The Maine House voted 111-34 Tuesday to make Maine's bottle deposit laws apply to 50 milliliter and smaller wine or spirits bottles.
Maine is one of 10 states with bottle deposit systems, and is one of three states whose laws include distilled spirits like vodka and whisky. But Maine and Vermont have long exempted tiny containers.
Maine Audubon says the bill will reduce litter, while alcohol industry lobbyists call the 15-cent deposit anti-business and impractical. The state's alcoholic beverages and lottery bureau opposed the bill and said increased redemption could cost the state $1 million each year.
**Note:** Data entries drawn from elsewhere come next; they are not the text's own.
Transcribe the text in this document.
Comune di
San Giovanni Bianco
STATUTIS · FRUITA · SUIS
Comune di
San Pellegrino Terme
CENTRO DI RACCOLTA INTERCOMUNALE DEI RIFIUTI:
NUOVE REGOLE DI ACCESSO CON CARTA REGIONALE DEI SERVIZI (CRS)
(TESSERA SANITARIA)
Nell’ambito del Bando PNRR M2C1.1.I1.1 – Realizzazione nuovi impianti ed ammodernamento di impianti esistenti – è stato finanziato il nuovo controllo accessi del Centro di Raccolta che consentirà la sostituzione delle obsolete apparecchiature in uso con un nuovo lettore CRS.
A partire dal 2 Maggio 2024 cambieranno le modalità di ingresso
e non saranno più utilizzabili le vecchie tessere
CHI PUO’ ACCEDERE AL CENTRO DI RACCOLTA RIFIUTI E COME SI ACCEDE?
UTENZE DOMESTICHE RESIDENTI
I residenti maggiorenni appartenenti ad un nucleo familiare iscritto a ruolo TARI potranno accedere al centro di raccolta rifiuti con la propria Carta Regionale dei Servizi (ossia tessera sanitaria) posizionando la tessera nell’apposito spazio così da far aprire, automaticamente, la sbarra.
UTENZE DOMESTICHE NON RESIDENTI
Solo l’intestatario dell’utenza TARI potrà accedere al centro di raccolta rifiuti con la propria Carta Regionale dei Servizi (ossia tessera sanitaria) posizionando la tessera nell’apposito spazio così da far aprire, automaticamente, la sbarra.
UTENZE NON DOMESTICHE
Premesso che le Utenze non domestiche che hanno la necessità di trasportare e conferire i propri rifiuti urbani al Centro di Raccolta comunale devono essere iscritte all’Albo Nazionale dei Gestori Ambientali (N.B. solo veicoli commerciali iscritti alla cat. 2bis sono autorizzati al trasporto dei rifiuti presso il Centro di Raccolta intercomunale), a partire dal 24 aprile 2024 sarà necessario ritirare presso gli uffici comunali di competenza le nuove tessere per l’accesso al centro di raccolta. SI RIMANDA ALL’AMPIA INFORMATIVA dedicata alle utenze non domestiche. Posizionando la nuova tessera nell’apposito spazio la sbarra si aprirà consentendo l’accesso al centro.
Gov. LePage released a statement on May 16 in response to the bill, saying, if passed, he "[would] veto the bill" and instruct the state Bureau of Alcoholic Beverages & Lottery Operations (BABLO) to "delist all nips from sale in Maine."
You can read the governor's full statement below:
"Legislators say they want to prevent the littering of empty 'nip' bottles, but they do not care if it cuts funding to other state programs or increases costs for companies that do business here," said Governor LePage. "Senator Saviello said he would call my bluff that I would delist 50-millileter 'nip' bottles if this bill passes. A Maine legislator should know better than that. If this bill is passed, I will veto the bill, and I will instruct the Bureau of Alcoholic Beverages & Lottery Operations to begin working immediately with the Liquor and Lottery Commission to delist all nips from sale in Maine. I do so with regret, but the severe impact of this bill leaves me no choice."
BABLO has already informed Agency Liquor Stores that delisting of nips could likely result from the passage of this bill. "If the Legislature is really concerned about litter, delisting nips will ensure that they are not sold in Maine, and fewer of them end up as litter," said the Governor. "We will also then know that discarded nip bottles are coming in from out of state."
Governor LePage pointed out that supporters of this bill dishonestly exempted it from going to the Appropriations table to hide the true cost of the bill. Implementation of this bill is estimated to cost the State of Maine $1 million a year. However, the legislature did not appropriate funds to cover the cost. Instead, the bill's sponsor took the cost from revenue in the state's liquor contract, proceeds of which are used to fund drinking water programs and roads and bridges, as provided in statute.
"This is yet another anti-business vote that threatens jobs, increases costs to do business and puts the state's financial health at risk," said Governor LePage. "Unfortunately, this kind of secretive backroom deal that burdens the taxpayers is what I've come to expect."